Смена радиовахты в Потаенной произошла в шестнадцать часов сорок семь минут. Так отмечено в вахтенном журнале штаба флотилии. Если будете поднимать соответствующие архивы, сможете сами в этом убедиться…

Вот тут-то вступил в дело молчавший доселе промежуточный пост наблюдения и связи. Его радист, услышав в эфире писк слабенькой запасной рации, немедленно стал репетовать — повторять — в Архангельск донесение Потаенной.

Гальченко признавался мне, что, отстукивая ключом очередное свое донесение, он плакал — неудержимо, давясь слезами, почти не видя ничего из-за слез перед собой.
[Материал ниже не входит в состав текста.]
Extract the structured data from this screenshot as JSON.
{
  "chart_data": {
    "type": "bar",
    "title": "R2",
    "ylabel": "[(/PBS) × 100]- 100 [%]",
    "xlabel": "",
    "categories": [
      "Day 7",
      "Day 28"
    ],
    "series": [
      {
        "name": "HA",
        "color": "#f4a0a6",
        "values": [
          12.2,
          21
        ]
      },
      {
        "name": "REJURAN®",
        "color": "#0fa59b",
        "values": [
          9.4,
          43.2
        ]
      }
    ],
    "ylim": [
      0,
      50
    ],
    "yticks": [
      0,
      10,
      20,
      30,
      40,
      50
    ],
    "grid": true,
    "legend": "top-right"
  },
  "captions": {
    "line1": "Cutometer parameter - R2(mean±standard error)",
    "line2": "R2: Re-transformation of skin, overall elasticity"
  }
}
Если бы ему приказали из штаба: «Оставь рацию, возьми свою винтовку, незаметно подползи к десантникам, которые бестолково топчутся вокруг горящего дома, и убей их командира, отомсти за Калиновского, Галушку, Тюрина, Конопицына, Тимохина!», он с восторгом, с огромным душевным подъемом выполнил бы это приказание. Но разве мог он оставить рацию? В данных условиях именно она являлась его смертоносным оружием, а не эта бесполезно лежащая рядом винтовка.

А что будет дальше? Гальченко не задумывался над этим. Привык за год пребывания на посту к безоговорочному выполнению приказа. Ему было приказано принять вахту у погибшего Тимохина, он и принял ее. И будет держать связь со штабом флотилии, пока не погибнет, как Тимохин.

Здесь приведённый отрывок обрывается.